小林市は、経年劣化や利用者数の減少に伴い、2020年4月から休館している天文施設「北きりしまコスモドーム」について、民設民営で宿泊施設を併設し、観光施設として再整備する手法を検討している。既存施設に関しては市が改修や補修を行った上で、民間事業者が宿泊施設と天文施設を一体的に経営することを想定する。
北きりしまコスモドーム(小林市大字南西方8577-18)は、環境省主催のスター・ウォッチング・コンテストで「星のふるさと日本一」に選ばれた市の特性を活かし、日本一の星空やコスモスに親しんでもらおうと、市内が一望できる生駒高原に建設されたもの。1992年から2カ年で建設を進め、94年に供用を開始した。
既存施設は、93年竣工の研修施設棟(S造ステンレス板平屋建延べ284m2)、プラネタリウム棟(RC造鋼板2階建延べ159m2)、天体観測ドーム棟(RC造陸屋根平屋建延べ105m2)の3棟で構成。このほか、建物の周囲には、駐車場や市街地が一望できる展望台、遊具広場、天体観測用の広場などが設置されている。
ただ、既存の建物や設備は経年劣化が進み、利用者数や利用料収入も減少していたことから、市は今後の施設のあり方を模索するため、20年4月から施設を休館。同年11月以降、国や県のプラットフォームも活用し、民間意見等を把握するためのサウンディング型市場調査や、他県の類似施設に対する個別ヒアリングを行った。

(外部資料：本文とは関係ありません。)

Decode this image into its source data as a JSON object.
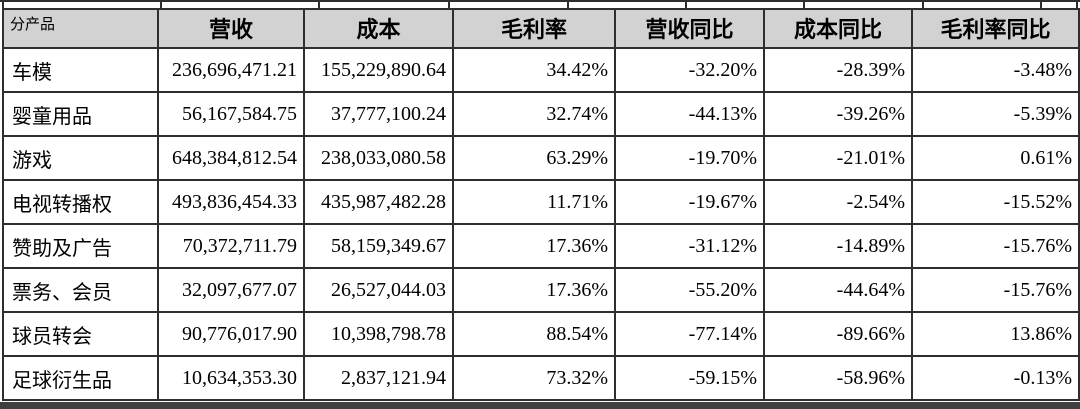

これらの調査・ヒアリング結果を踏まえ、市は天文施設としての機能を存続させつつ、民設民営による宿泊事業を組み合わせ、天文施設と宿泊施設の一体型経営の事業化を検討。8月24日に行われた宮崎県・地域PPPプラットフォームのセミナーで、採算性や実現可能性、具体的な構想案について民間事業者と意見を交わした。

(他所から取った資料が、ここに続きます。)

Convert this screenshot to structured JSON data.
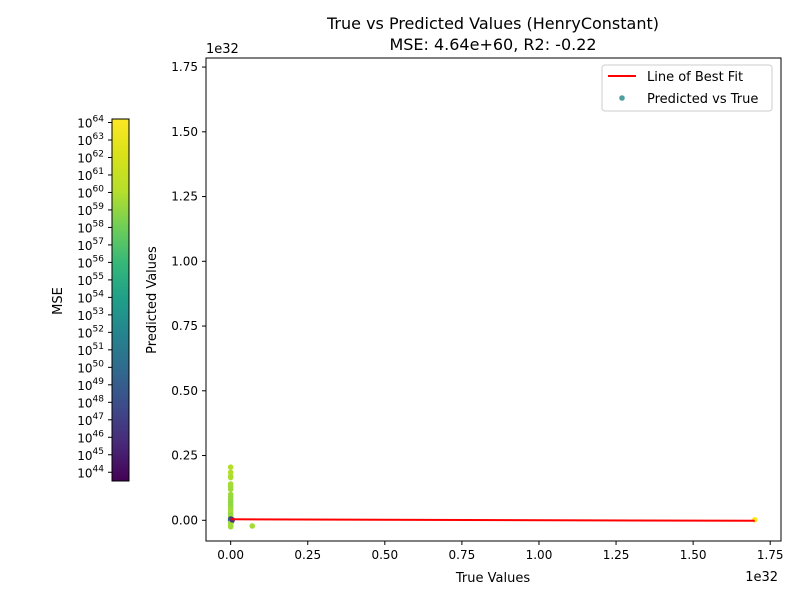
{
  "chart_data": {
    "type": "scatter",
    "title": "True vs Predicted Values (HenryConstant)",
    "subtitle": "MSE: 4.64e+60, R2: -0.22",
    "xlabel": "True Values",
    "ylabel": "Predicted Values",
    "x_offset_label": "1e32",
    "y_offset_label": "1e32",
    "xlim": [
      -0.08,
      1.785
    ],
    "ylim": [
      -0.08,
      1.785
    ],
    "x_ticks": [
      0.0,
      0.25,
      0.5,
      0.75,
      1.0,
      1.25,
      1.5,
      1.75
    ],
    "x_tick_labels": [
      "0.00",
      "0.25",
      "0.50",
      "0.75",
      "1.00",
      "1.25",
      "1.50",
      "1.75"
    ],
    "y_ticks": [
      0.0,
      0.25,
      0.5,
      0.75,
      1.0,
      1.25,
      1.5,
      1.75
    ],
    "y_tick_labels": [
      "0.00",
      "0.25",
      "0.50",
      "0.75",
      "1.00",
      "1.25",
      "1.50",
      "1.75"
    ],
    "grid": false,
    "legend": {
      "placement": "top-right",
      "entries": [
        {
          "label": "Line of Best Fit",
          "kind": "line",
          "color": "#ff0000"
        },
        {
          "label": "Predicted vs True",
          "kind": "marker",
          "color": "#4f9fa0"
        }
      ]
    },
    "best_fit_line": {
      "name": "Line of Best Fit",
      "color": "#ff0000",
      "x": [
        0.0,
        1.7
      ],
      "y": [
        0.004,
        -0.002
      ]
    },
    "points": [
      {
        "x": 0.0,
        "y": 0.205,
        "c": "#b5de2b"
      },
      {
        "x": 0.0,
        "y": 0.185,
        "c": "#b5de2b"
      },
      {
        "x": 0.0,
        "y": 0.17,
        "c": "#addc30"
      },
      {
        "x": 0.0,
        "y": 0.165,
        "c": "#addc30"
      },
      {
        "x": 0.0,
        "y": 0.14,
        "c": "#a5db36"
      },
      {
        "x": 0.0,
        "y": 0.13,
        "c": "#a5db36"
      },
      {
        "x": 0.0,
        "y": 0.12,
        "c": "#9fda3a"
      },
      {
        "x": 0.0,
        "y": 0.1,
        "c": "#9fda3a"
      },
      {
        "x": 0.0,
        "y": 0.09,
        "c": "#95d840"
      },
      {
        "x": 0.0,
        "y": 0.08,
        "c": "#95d840"
      },
      {
        "x": 0.0,
        "y": 0.07,
        "c": "#8fd744"
      },
      {
        "x": 0.0,
        "y": 0.06,
        "c": "#8fd744"
      },
      {
        "x": 0.0,
        "y": 0.05,
        "c": "#95d840"
      },
      {
        "x": 0.0,
        "y": 0.04,
        "c": "#9fda3a"
      },
      {
        "x": 0.0,
        "y": 0.03,
        "c": "#a5db36"
      },
      {
        "x": 0.0,
        "y": 0.02,
        "c": "#8fd744"
      },
      {
        "x": 0.0,
        "y": 0.012,
        "c": "#9fda3a"
      },
      {
        "x": 0.0,
        "y": 0.005,
        "c": "#3b528b"
      },
      {
        "x": 0.0,
        "y": 0.0,
        "c": "#31688e"
      },
      {
        "x": 0.003,
        "y": -0.005,
        "c": "#2c728e"
      },
      {
        "x": 0.0,
        "y": -0.01,
        "c": "#9fda3a"
      },
      {
        "x": 0.0,
        "y": -0.02,
        "c": "#a5db36"
      },
      {
        "x": 0.0,
        "y": -0.025,
        "c": "#9fda3a"
      },
      {
        "x": 0.005,
        "y": 0.002,
        "c": "#46327e"
      },
      {
        "x": 0.07,
        "y": -0.022,
        "c": "#a5db36"
      },
      {
        "x": 1.7,
        "y": 0.002,
        "c": "#fde725"
      }
    ]
  },
  "colorbar": {
    "label": "MSE",
    "scale": "log",
    "colormap": "viridis",
    "range_exponents": [
      43.5,
      64.2
    ],
    "tick_base": "10",
    "tick_exponents": [
      "44",
      "45",
      "46",
      "47",
      "48",
      "49",
      "50",
      "51",
      "52",
      "53",
      "54",
      "55",
      "56",
      "57",
      "58",
      "59",
      "60",
      "61",
      "62",
      "63",
      "64"
    ]
  }
}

セミナーで市が示した事業方針案では、宿泊施設の整備及び管理運営を全面的に民間事業者が行う一方、既存施設については、市が改修や補修を行った上で、民間事業者が管理運営を行うとしている。事業スキームに関しては、売却や定期借地権方式等も含めて検討。既存施設の管理運営に係るソフト面などは市が支援する。
民間事業者からの意見や提案を参考に、市は引き続き、北きりしまコスモドームの利活用等について、事業展開に向けた検討を行う。